# Breeding Livefood to sell



## Jamesferrassie (Jul 14, 2011)

Does anyone have any experience on here with breeding and selling live food?
In the past ive successfully bred locusts but only to feed my reptiles. However, I'm thinking of breeding them again to sell and start something up for some extra pocket money. Also im thinking of breeding roaches to sell also.

How much room will I need to do it successfully and is it worth it?


----------



## Paul112 (Apr 6, 2007)

It's a bit pointless unless you've got huge amounts of space. For a start, most pet stores sell livefood tubs for ~£2.50. Postage costs for a small parcel are around £2.70 at the moment, so unless you're able to sell bulk, you'll have trouble finding a buyer.
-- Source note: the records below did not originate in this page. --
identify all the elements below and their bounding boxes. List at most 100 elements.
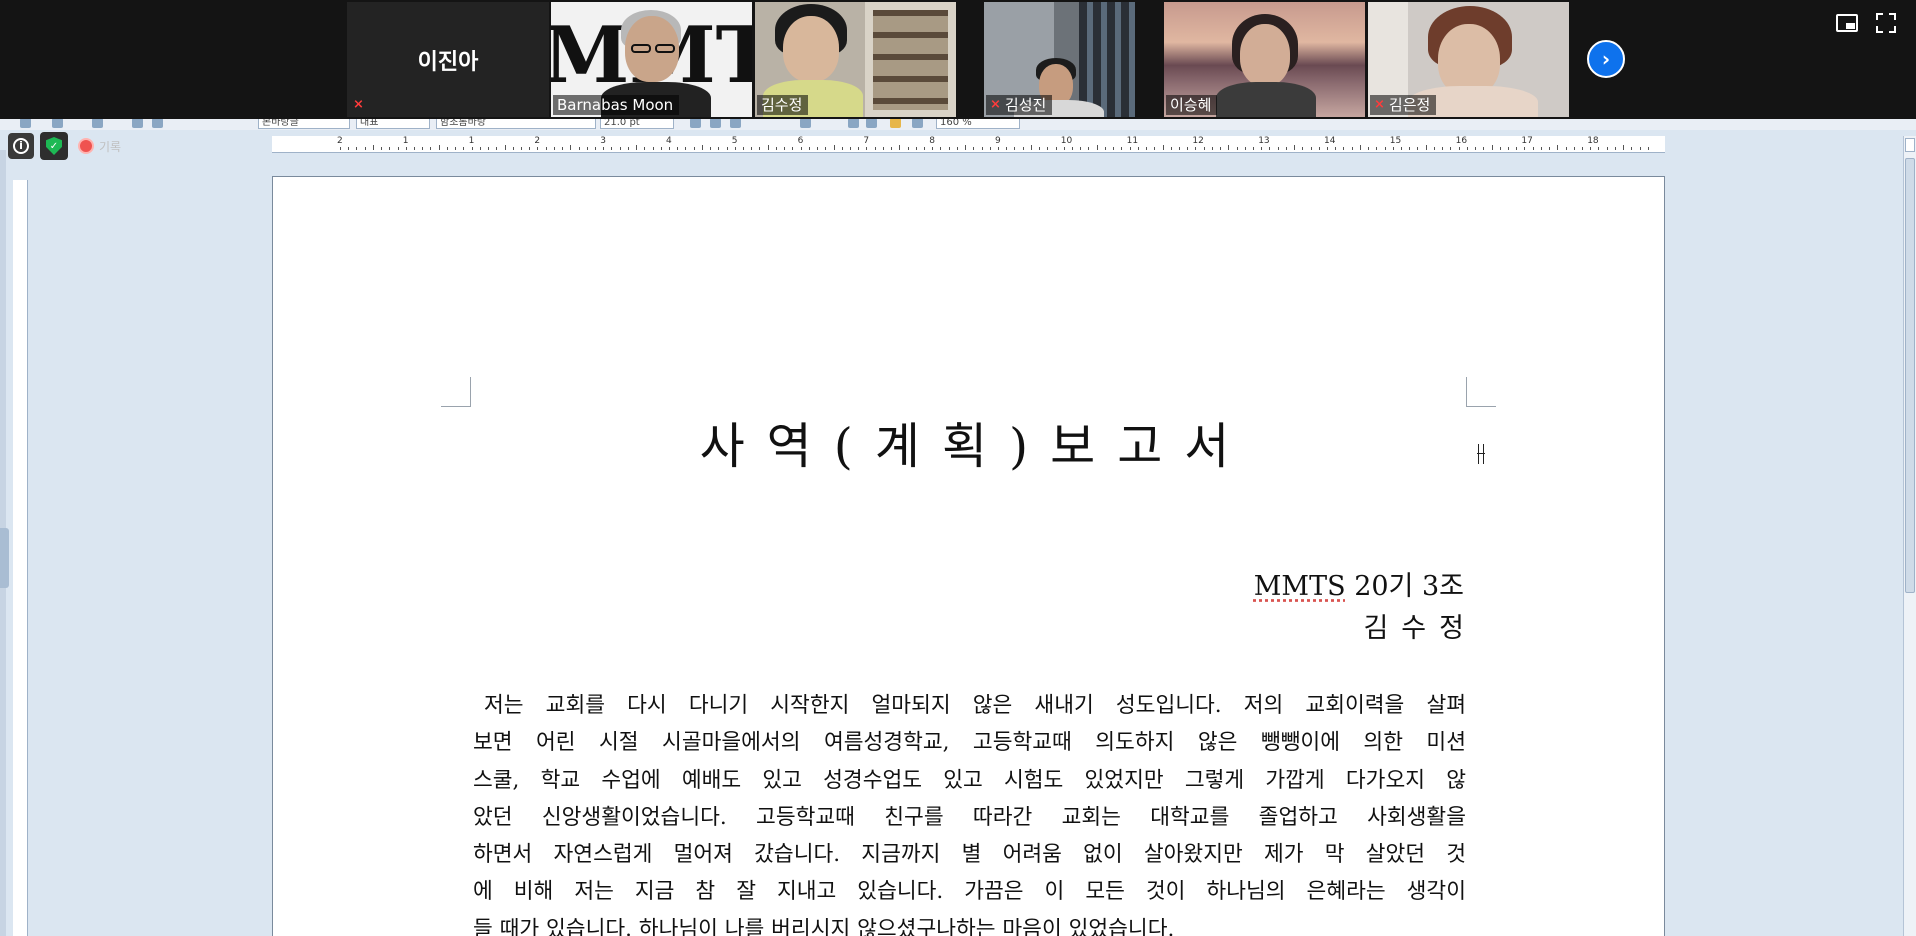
ruler-tick <box>1614 147 1616 150</box>
participant-tile-ijina[interactable]: 이진아 ⨯ <box>347 2 549 117</box>
ruler-tick <box>1187 147 1189 150</box>
ruler-tick <box>734 147 736 150</box>
ruler-tick <box>1557 145 1559 150</box>
new-document-icon[interactable] <box>20 118 31 128</box>
fullscreen-icon[interactable] <box>1876 13 1896 33</box>
body-line: 저는 교회를 다시 다니기 시작한지 얼마되지 않은 새내기 성도입니다. 저의… <box>484 693 1466 718</box>
ruler-tick <box>488 147 490 150</box>
scroll-thumb[interactable] <box>1905 158 1915 593</box>
ruler-tick <box>1598 147 1600 150</box>
vertical-scrollbar[interactable] <box>1903 136 1916 936</box>
ruler-tick <box>1606 147 1608 150</box>
ruler-tick <box>1104 147 1106 150</box>
print-icon[interactable] <box>132 118 143 128</box>
ruler-number: 6 <box>797 136 804 146</box>
ruler-tick <box>1507 147 1509 150</box>
ruler-tick <box>948 147 950 150</box>
ruler-tick <box>1425 145 1427 150</box>
ruler-tick <box>1039 147 1041 150</box>
ruler-tick <box>562 147 564 150</box>
ruler-tick <box>422 147 424 150</box>
ruler-tick <box>1647 147 1649 150</box>
ruler-tick <box>956 147 958 150</box>
ruler-tick <box>414 147 416 150</box>
align-justify-icon[interactable] <box>848 118 859 128</box>
mic-muted-icon: ⨯ <box>1374 97 1385 112</box>
underline-icon[interactable] <box>730 118 741 128</box>
ruler-number: 11 <box>1126 136 1139 146</box>
record-label: 기록 <box>99 139 122 154</box>
ruler-number: 15 <box>1389 136 1402 146</box>
ruler-tick <box>594 147 596 150</box>
recording-indicator[interactable]: 기록 <box>78 138 121 155</box>
ruler-tick <box>1146 147 1148 150</box>
ruler-tick <box>767 145 769 150</box>
meeting-status-badges: i ✓ 기록 <box>8 132 121 160</box>
next-participants-button[interactable]: › <box>1587 40 1625 78</box>
ruler-tick <box>545 147 547 150</box>
side-panel-grip[interactable] <box>0 528 9 588</box>
ruler-tick <box>1285 147 1287 150</box>
ruler-tick <box>1401 147 1403 150</box>
ruler-tick <box>792 147 794 150</box>
bold-icon[interactable] <box>690 118 701 128</box>
ruler-tick <box>1277 147 1279 150</box>
italic-icon[interactable] <box>710 118 721 128</box>
align-right-icon[interactable] <box>912 118 923 128</box>
ruler-tick <box>1573 147 1575 150</box>
align-left-icon[interactable] <box>866 118 877 128</box>
ruler-number: 12 <box>1192 136 1204 146</box>
ruler-tick <box>817 147 819 150</box>
ruler-tick <box>340 147 341 150</box>
shield-check-icon[interactable]: ✓ <box>40 132 68 160</box>
horizontal-ruler[interactable]: 2 1 1 2 3 4 5 6 7 8 9 10 11 12 13 14 15 16 17 18 <box>272 136 1665 153</box>
info-icon[interactable]: i <box>8 133 34 159</box>
body-line: 에 비해 저는 지금 참 잘 지내고 있습니다. 가끔은 이 모든 것이 하나님… <box>473 879 1466 905</box>
text-color-icon[interactable] <box>800 118 811 128</box>
document-page[interactable]: 사역(계획)보고서 MMTS 20기 3조 김수정 저는 교회를 다시 다니기 … <box>272 176 1665 936</box>
ruler-tick <box>1639 147 1641 150</box>
ruler-tick <box>652 147 654 150</box>
margin-corner-mark <box>1466 377 1496 407</box>
ruler-tick <box>537 147 539 150</box>
ruler-tick <box>1516 147 1518 150</box>
ruler-tick <box>907 147 909 150</box>
participant-tile-kimeunjeong[interactable]: ⨯ 김은정 <box>1368 2 1569 117</box>
participant-tile-kimsujeong[interactable]: 김수정 <box>755 2 956 117</box>
ruler-tick <box>1072 147 1074 150</box>
vertical-ruler[interactable] <box>13 180 28 936</box>
ruler-tick <box>1442 147 1444 150</box>
preview-icon[interactable] <box>152 118 163 128</box>
document-group[interactable]: MMTS 20기 3조 <box>1254 564 1464 603</box>
align-center-icon[interactable] <box>890 118 901 128</box>
ruler-number: 7 <box>863 136 870 146</box>
participant-tile-leeseunghye[interactable]: 이승혜 <box>1164 2 1365 117</box>
ruler-tick <box>841 147 843 150</box>
ruler-tick <box>1483 147 1485 150</box>
ruler-number: 9 <box>995 136 1001 146</box>
participant-name-tag: Barnabas Moon <box>553 95 680 115</box>
scroll-up-button[interactable] <box>1905 138 1915 152</box>
ruler-tick <box>1466 147 1468 150</box>
save-icon[interactable] <box>92 118 103 128</box>
participant-tile-barnabas[interactable]: MMTS Barnabas Moon <box>551 2 752 117</box>
document-author[interactable]: 김수정 <box>1363 606 1477 645</box>
ruler-tick <box>1220 147 1222 150</box>
ruler-tick <box>1047 147 1049 150</box>
i-beam-cursor-icon <box>1477 444 1485 464</box>
ruler-number: 1 <box>468 136 475 146</box>
open-folder-icon[interactable] <box>52 118 63 128</box>
document-title[interactable]: 사역(계획)보고서 <box>273 407 1666 478</box>
ruler-tick <box>372 145 374 150</box>
participant-tile-kimseongjin[interactable]: ⨯ 김성진 <box>984 2 1135 117</box>
ruler-tick <box>965 145 967 150</box>
gallery-view-icon[interactable] <box>1836 14 1858 32</box>
ruler-tick <box>1244 147 1246 150</box>
body-line: 보면 어린 시절 시골마을에서의 여름성경학교, 고등학교때 의도하지 않은 뺑… <box>473 730 1466 756</box>
ruler-tick <box>833 145 835 150</box>
ruler-tick <box>570 145 572 150</box>
document-body[interactable]: 저는 교회를 다시 다니기 시작한지 얼마되지 않은 새내기 성도입니다. 저의… <box>473 687 1466 936</box>
ruler-tick <box>1055 147 1057 150</box>
ruler-tick <box>1450 147 1452 150</box>
ruler-tick <box>479 147 481 150</box>
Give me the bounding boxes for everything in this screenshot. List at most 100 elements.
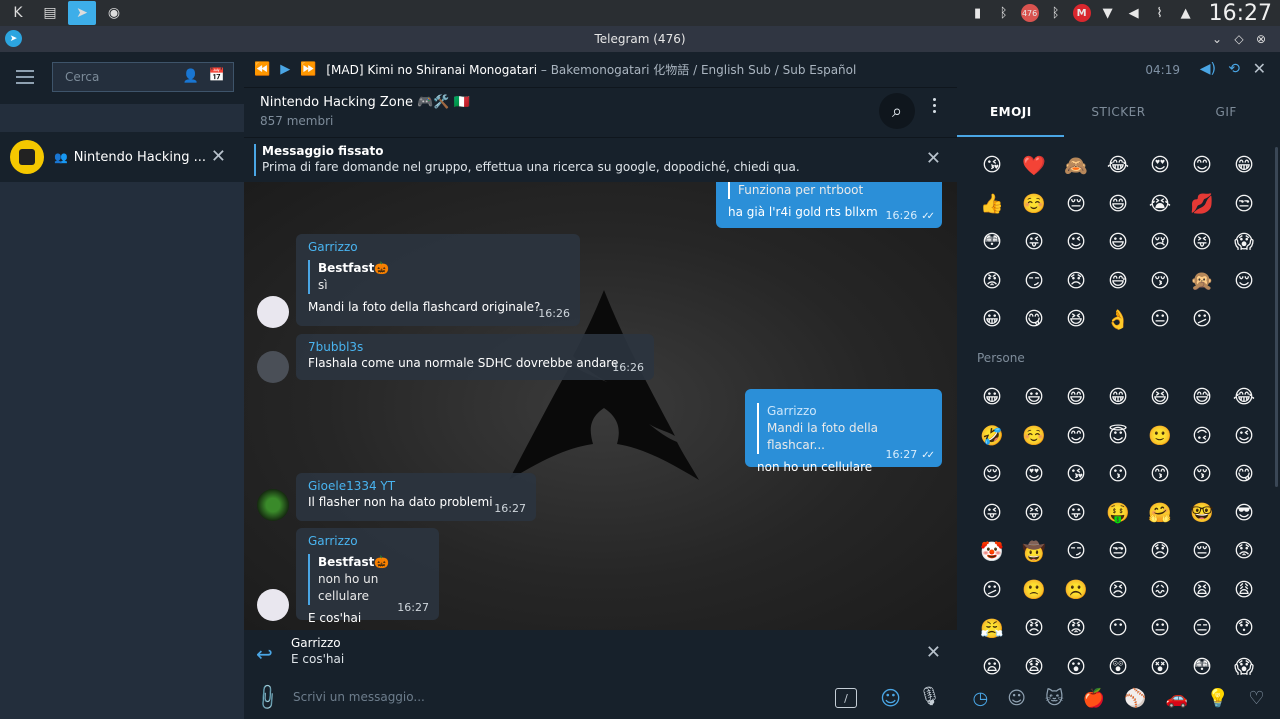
emoji-item[interactable]: 😒 <box>1223 185 1265 224</box>
emoji-item[interactable]: 👌 <box>1097 300 1139 339</box>
emoji-item[interactable]: 💋 <box>1181 185 1223 224</box>
kde-menu-icon[interactable]: K <box>4 1 32 25</box>
emoji-item[interactable]: 😩 <box>1223 571 1265 610</box>
message-sender[interactable]: Garrizzo <box>308 534 427 548</box>
emoji-item[interactable]: 😯 <box>1223 609 1265 648</box>
bluetooth-icon[interactable]: ᛒ <box>995 4 1013 22</box>
search-in-chat-icon[interactable]: ⌕ <box>879 93 915 129</box>
emoji-item[interactable]: 😱 <box>1223 223 1265 262</box>
heart-icon[interactable]: ♡ <box>1248 688 1264 709</box>
emoji-item[interactable]: ❤️ <box>1013 146 1055 185</box>
emoji-item[interactable]: 🤓 <box>1181 494 1223 533</box>
emoji-item[interactable]: 😆 <box>1139 378 1181 417</box>
emoji-item[interactable]: 😍 <box>1013 455 1055 494</box>
emoji-item[interactable]: 😶 <box>1097 609 1139 648</box>
mega-icon[interactable]: M <box>1072 4 1091 22</box>
message-bubble-outgoing[interactable]: Garrizzo Mandi la foto della flashcar...… <box>745 389 942 474</box>
clipboard-icon[interactable]: ▮ <box>969 4 987 22</box>
emoji-item[interactable]: ☹️ <box>1055 571 1097 610</box>
emoji-item[interactable]: 😊 <box>1055 417 1097 456</box>
emoji-item[interactable]: 😁 <box>1223 146 1265 185</box>
tab-gif[interactable]: GIF <box>1172 87 1280 137</box>
apple-icon[interactable]: 🍎 <box>1083 688 1105 709</box>
chat-list-item[interactable]: 👥 Nintendo Hacking ... ✕ <box>0 132 244 182</box>
emoji-item[interactable]: 😌 <box>1223 262 1265 301</box>
tab-emoji[interactable]: EMOJI <box>957 87 1065 137</box>
emoji-item[interactable]: 😄 <box>1097 185 1139 224</box>
emoji-item[interactable]: 😖 <box>1139 571 1181 610</box>
ball-icon[interactable]: ⚾ <box>1124 688 1146 709</box>
emoji-item[interactable]: 😛 <box>1055 494 1097 533</box>
emoji-item[interactable]: 😠 <box>1013 609 1055 648</box>
message-bubble[interactable]: Garrizzo Bestfast🎃 non ho un cellulare E… <box>296 528 439 625</box>
emoji-item[interactable]: 😂 <box>1097 146 1139 185</box>
emoji-item[interactable]: 😌 <box>971 455 1013 494</box>
emoji-item[interactable]: 👍 <box>971 185 1013 224</box>
emoji-item[interactable]: 😆 <box>1055 300 1097 339</box>
bluetooth-icon[interactable]: ᛒ <box>1047 4 1065 22</box>
emoji-item[interactable]: 😭 <box>1139 185 1181 224</box>
emoji-item[interactable]: 😕 <box>971 571 1013 610</box>
tab-sticker[interactable]: STICKER <box>1065 87 1173 137</box>
emoji-item[interactable]: 😤 <box>971 609 1013 648</box>
message-sender[interactable]: Garrizzo <box>308 240 568 254</box>
taskbar-app-notes-icon[interactable]: ▤ <box>36 1 64 25</box>
emoji-item[interactable]: 😋 <box>1013 300 1055 339</box>
minimize-icon[interactable]: ⌄ <box>1206 26 1228 52</box>
emoji-item[interactable]: 😞 <box>1139 532 1181 571</box>
emoji-item[interactable]: 😒 <box>1097 532 1139 571</box>
emoji-item[interactable]: 😐 <box>1139 609 1181 648</box>
emoji-item[interactable]: 😄 <box>1055 378 1097 417</box>
emoji-item[interactable]: 😘 <box>1055 455 1097 494</box>
emoji-item[interactable]: 😡 <box>1055 609 1097 648</box>
emoji-scrollbar[interactable] <box>1275 147 1278 487</box>
message-input[interactable]: Scrivi un messaggio... <box>293 690 425 704</box>
close-window-icon[interactable]: ⊗ <box>1250 26 1272 52</box>
message-sender[interactable]: Gioele1334 YT <box>308 479 524 493</box>
emoji-item[interactable]: 😔 <box>1181 532 1223 571</box>
bot-commands-icon[interactable]: / <box>835 688 857 708</box>
emoji-item[interactable]: 😋 <box>1223 455 1265 494</box>
emoji-item[interactable]: 😔 <box>1055 185 1097 224</box>
microphone-icon[interactable]: 🎙 <box>918 686 941 707</box>
reply-quote[interactable]: Bestfast🎃 sì <box>308 260 568 294</box>
emoji-item[interactable]: 😳 <box>971 223 1013 262</box>
emoji-item[interactable]: 😊 <box>1181 146 1223 185</box>
emoji-item[interactable]: 😑 <box>1181 609 1223 648</box>
emoji-item[interactable]: 🤣 <box>971 417 1013 456</box>
emoji-item[interactable]: 😂 <box>1223 378 1265 417</box>
user-avatar-gioele1334[interactable] <box>257 489 289 521</box>
emoji-item[interactable]: 😀 <box>971 378 1013 417</box>
message-bubble[interactable]: Garrizzo Bestfast🎃 sì Mandi la foto dell… <box>296 234 580 326</box>
emoji-item[interactable]: 😏 <box>1013 262 1055 301</box>
message-bubble[interactable]: 7bubbl3s Flashala come una normale SDHC … <box>296 334 654 380</box>
emoji-item[interactable]: 😐 <box>1139 300 1181 339</box>
emoji-item[interactable]: 😝 <box>1013 494 1055 533</box>
cancel-reply-icon[interactable]: ✕ <box>926 642 941 663</box>
attach-icon[interactable]: 📎 <box>252 682 283 713</box>
bulb-icon[interactable]: 💡 <box>1207 688 1229 709</box>
emoji-item[interactable]: 😀 <box>971 300 1013 339</box>
emoji-button-icon[interactable]: ☺ <box>880 686 901 710</box>
user-avatar-7bubbl3s[interactable] <box>257 351 289 383</box>
emoji-item[interactable]: 😁 <box>1097 378 1139 417</box>
car-icon[interactable]: 🚗 <box>1166 688 1188 709</box>
emoji-item[interactable]: 😗 <box>1097 455 1139 494</box>
emoji-item[interactable]: ☺️ <box>1013 185 1055 224</box>
emoji-item[interactable]: 🤗 <box>1139 494 1181 533</box>
recent-icon[interactable]: ◷ <box>972 688 988 709</box>
message-sender[interactable]: 7bubbl3s <box>308 340 642 354</box>
emoji-item[interactable]: 😃 <box>1013 378 1055 417</box>
volume-icon[interactable]: ◀) <box>1200 61 1216 77</box>
message-bubble[interactable]: Gioele1334 YT Il flasher non ha dato pro… <box>296 473 536 521</box>
taskbar-app-firefox-icon[interactable]: ◉ <box>100 1 128 25</box>
smile-icon[interactable]: ☺ <box>1007 688 1026 709</box>
reply-quote[interactable]: Garrizzo Mandi la foto della flashcar... <box>757 403 930 454</box>
emoji-item[interactable]: ☺️ <box>1013 417 1055 456</box>
close-player-icon[interactable]: ✕ <box>1253 59 1266 78</box>
tray-expand-icon[interactable]: ▲ <box>1177 4 1195 22</box>
emoji-item[interactable]: 😉 <box>1223 417 1265 456</box>
close-pinned-icon[interactable]: ✕ <box>926 148 941 169</box>
emoji-item[interactable]: 😡 <box>971 262 1013 301</box>
message-bubble-outgoing[interactable]: Funziona per ntrboot ha già l'r4i gold r… <box>716 182 942 228</box>
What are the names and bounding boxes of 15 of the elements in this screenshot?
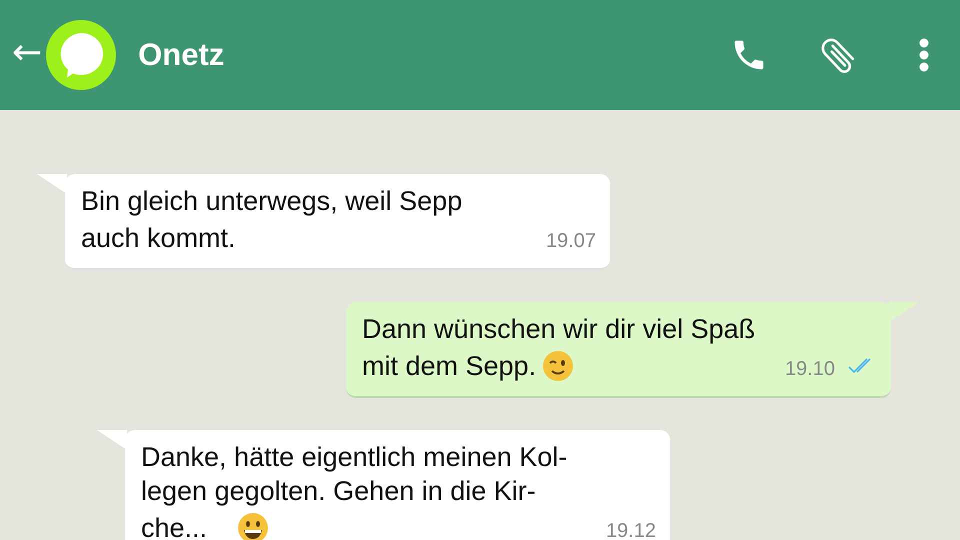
winking-emoji-icon [542, 350, 574, 382]
chat-bubble-avatar-icon [46, 20, 116, 90]
message-time: 19.10 [784, 357, 835, 382]
message-text: mit dem Sepp. [362, 350, 536, 383]
message-text: che... [141, 512, 208, 540]
message-time: 19.07 [546, 229, 596, 254]
message-text: auch kommt. [81, 222, 236, 255]
message-time: 19.12 [606, 519, 656, 540]
message-text: legen gegolten. Gehen in die Kir- [141, 475, 536, 508]
message-text: Dann wünschen wir dir viel Spaß [362, 313, 756, 346]
back-button[interactable]: ← [12, 32, 46, 78]
more-options-icon[interactable] [918, 37, 930, 73]
message-text: Danke, hätte eigentlich meinen Kol- [141, 441, 568, 474]
message-text: Bin gleich unterwegs, weil Sepp [81, 185, 462, 218]
chat-title: Onetz [138, 37, 224, 73]
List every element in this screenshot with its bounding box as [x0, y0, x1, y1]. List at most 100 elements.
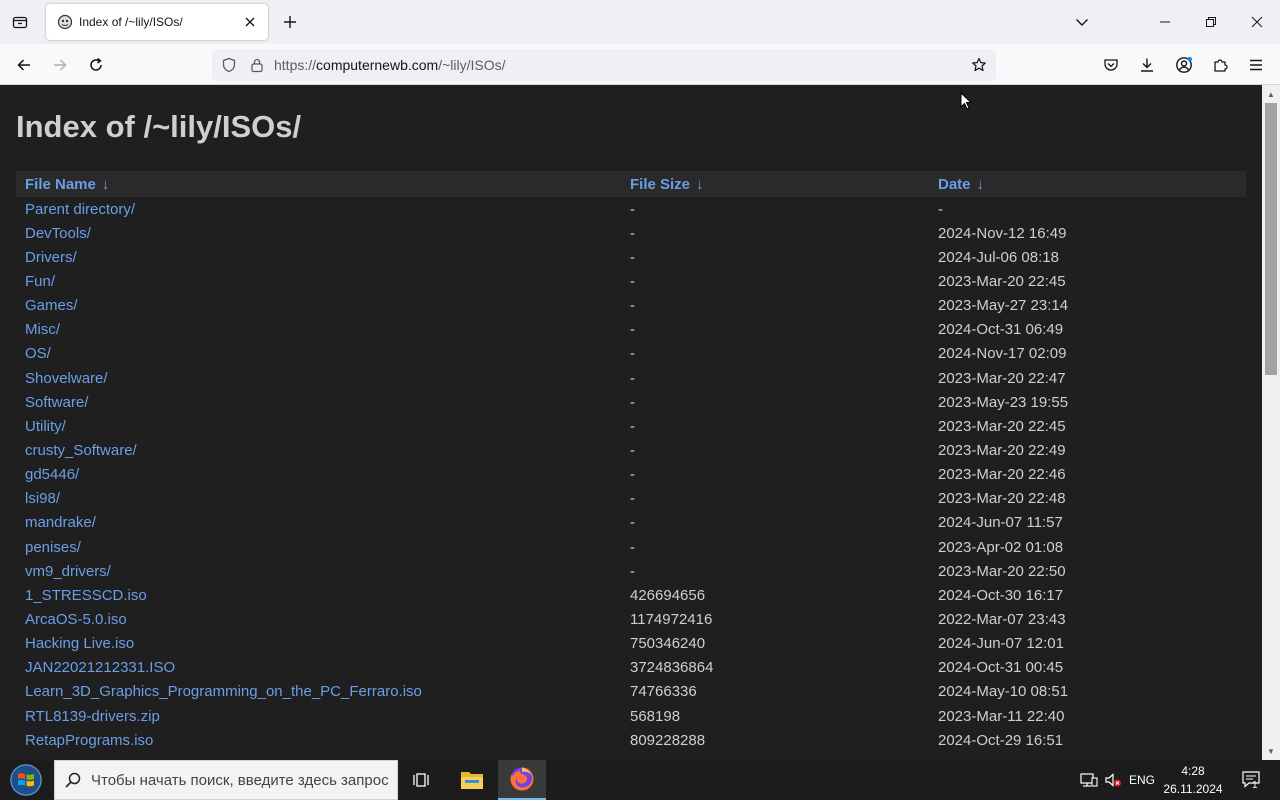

Even on bulk sales of feeders, you'll barely cut a profit from a home-sized breeding setup.

Roach breeding is nothing like it used to be either. There was a short spell where roaches were in huge demand and cost quite a bit to get a colony, but everyone and their grandma breeds them now.

Personal advice, set up colonies for your own reps, and you'll be able to sell any excess should you have it.

Best,
Paul


----------



## Hamish198 (Apr 20, 2010)

I agree with Paul, And certainly no point in breeding locusts.....you can buy a bag of 50 adults off ebay for £10, so you'd have to have a huge amount of room to make it worthwhile. 

But if you wanted to breed for fun, you could always get some of the rarer non feeder roaches and other insects, And breed them for sale as pets. You'd probably make more than if you bred feeders.

Hamish.


----------